My partner and I have been in our new place for 6 weeks, but we only got our blinds yesterday. It is a totally new place, and blinds/curtains weren’t on the list of inclusions. We weren’t too happy with any of the options in Canberra, so we ended up getting blinds from a company based in Yass. Window coverings are one of those things which we take for granted. I’ve missed them - particularly because of how they help with both privacy and energy efficiency.

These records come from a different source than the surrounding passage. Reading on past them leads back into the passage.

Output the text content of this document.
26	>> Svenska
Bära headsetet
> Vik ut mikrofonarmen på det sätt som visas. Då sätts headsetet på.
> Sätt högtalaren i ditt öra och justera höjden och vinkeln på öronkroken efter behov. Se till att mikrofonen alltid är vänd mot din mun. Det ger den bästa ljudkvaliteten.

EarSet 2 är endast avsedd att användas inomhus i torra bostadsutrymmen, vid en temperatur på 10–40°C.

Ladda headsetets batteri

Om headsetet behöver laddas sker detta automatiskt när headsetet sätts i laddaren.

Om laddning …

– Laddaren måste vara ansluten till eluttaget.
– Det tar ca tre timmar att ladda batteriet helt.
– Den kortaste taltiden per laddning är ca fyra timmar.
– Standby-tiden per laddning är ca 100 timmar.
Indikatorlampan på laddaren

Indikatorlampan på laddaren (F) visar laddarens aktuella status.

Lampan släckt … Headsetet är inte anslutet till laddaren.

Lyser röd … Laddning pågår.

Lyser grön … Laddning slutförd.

Some of our neighbours have put up sheets on their windows, but we never considered that. We really like our view - literally across the street is a nature reserve which stretches all the way to the New South Wales border. Growing up in Tasmania, I’ve always been interested in borders. When I lived in Minnesota, I used to enjoyed crossing the St. Croix River and visiting Wisconsin. It’s interesting that I’m now living in the Australian Capital Territory, a small enclave within NSW, where the border is always close by.
It’s dusk as I write this and I’m keeping an eye on the darkening grasslands across the street, which gradually becomes a low wooded rise. On some days, it’s possible to see dozens of kangaroos on the grasslands. I can’t see any today, they must be somewhere else in the reserve, or I just can’t see them.
I do a lot of bushwalking in the Mulligans Flat nature reserve. It’s not as flat as its name suggests. There’s a nice variety of terrain - from grassland to woodland (sparsely wooded areas) to forest. It’s amazing how many kangaroos I see during these walks. When they stand still, they blend into the landscape extremely well. If they think you can’t see them, you can get very close to them before they lose their nerve and jump away. When I do notice them, I often don’t make eye contact with them and pretend they’re not there. Sometimes when I do that, I can walk by, extremely close, and they don’t jump away.
But the weird thing about walking in Mulligans Flat - or in a lot of places in the Australian bush, for that matter - is that at any moment, there could be dozens of sets of eyes looking at you, observing you carefully, gauging how much of a threat you pose. It can be a bit disconcerting to be aware of the scale of this observation, so I usually decide to think about something else.
It’s now totally dark outside. I shut my blinds. After all, I don’t want any curious kangaroos from the nature reserve across the road to observe to the blogger is his natural habitat.